Jeanne grandissait en compagnie des enfants de son âge toujours protégée par son grand frère qui lui faisait d‘ange gardien. C’était le printemps.
Elle aimait cette douce saison qui faisait que le ciel était toujours lapis-lazuli, les arbres tout couverts de bourgeons, les fenêtres des maisons grandes ouvertes avec leurs pots de fleurs déjà verdissants, elle pouvait chercher des fraises dans l‘herbe verte et admirer les mésanges qui faisaient leurs nids dans les branches des arbres. Elle n’avait que cinq ans lorsqu’elle commença à fréquenter l'école de danse qu'elle continua jusqu’à ce qu‘on ne lui brisa ses rêves de grande étoile et musicienne, elle commençait à jouer du piano avec sa petite cousine Bernadette qui avait le même âge et le même professeur. Elle adorait la danse et la musique.
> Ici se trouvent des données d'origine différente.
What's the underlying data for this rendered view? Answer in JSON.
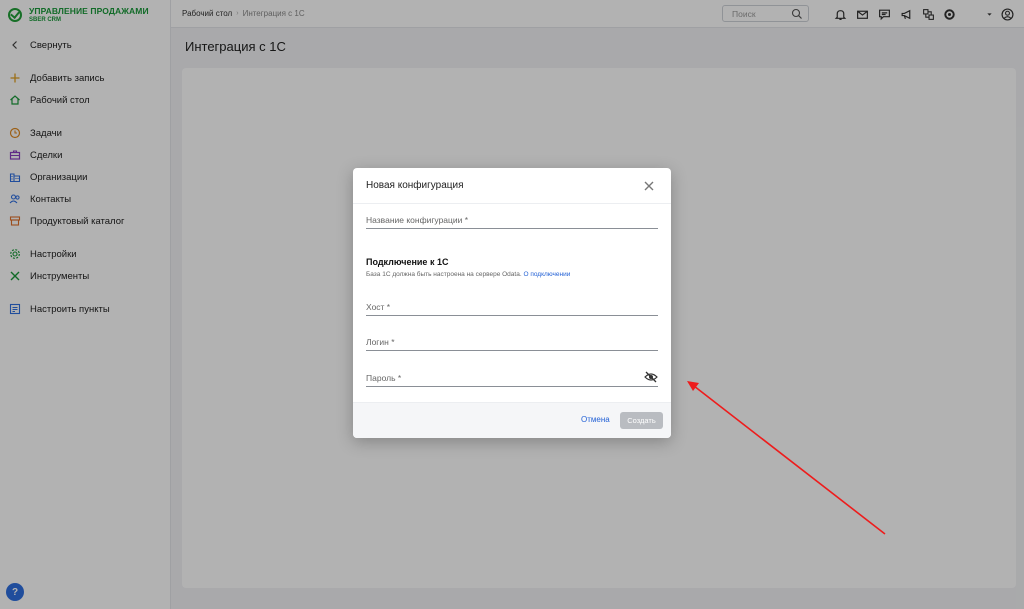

Mais parfois les choses que l'on désire n'ont pas toujours le pouvoir d'être exaucées, et c'est ce qui lui arriva.
Ses leçons de danse et de piano coûtaient trop chers, sa mère ne put continuer à lui payer ses études, l‘argent ne suffisait plus et Jeanne en tomba malade. Elle, si mignone dans son tutu rose et ses petits chaussons de la même couleur. Douce et frêle, elle voltigeait légère au son des mélodies qui la ravissaient. Son professeur de danse était une jeune fille, elle s’appelait Claude et Jeanne l’aimait beaucoup, mais cette dernière ne put rien faire pour l’aider à continuer ses cours, car peu de temps après, Jeanne s’éloigna pour toujours du lieu de sa naissance.
Pas un trésor de sa brève enfance, tout se perdit dans le temps. Détruite, sa mère coupa les ponts avec toute sa famille, elle déchira tous les souvenirs qui la liaient à son passé et elle s‘isola du monde entier … tout devint cendres autour de Jeanne qui vint privée de toutes ses affections les plus chères, ses amis, ses grands parents, ses oncles ses tantes… seuls du vent et des nuées!… Mais au dire de sa mère, “elle ne voulait ni d’aide et ni de pitié de la part de personne“. Les déménagements firent le reste. Même plus une photo de son père et Jeanne en grandissant, en oublia ses traîts… Plus rien à rappeler ses moments éphémères.
Mais entre temps, les excès de colère de son père continuèrent. Le regard dans le vague, mille faits de ce temps lui remplissent encore la mémoire, comme un jour, d‘avoir, à pleines mains, dévoré en cachette des petits choux à la crème qu’il avait préparé lui même pour ses invités, mais ce qu’elle revoyait surtout c’est quand il lui coupa les cheveux pour la punir d‘avoir fait une chose pareille. Ses cheveux qui faisaient sa merveille lorsqu’elle dansait sur le plateau.
Tiraillée entre des sentiments contradictoires elle se sentait entraîner de plus en plus dans un tourbillon de haine et abandonna à jamais ses rêves.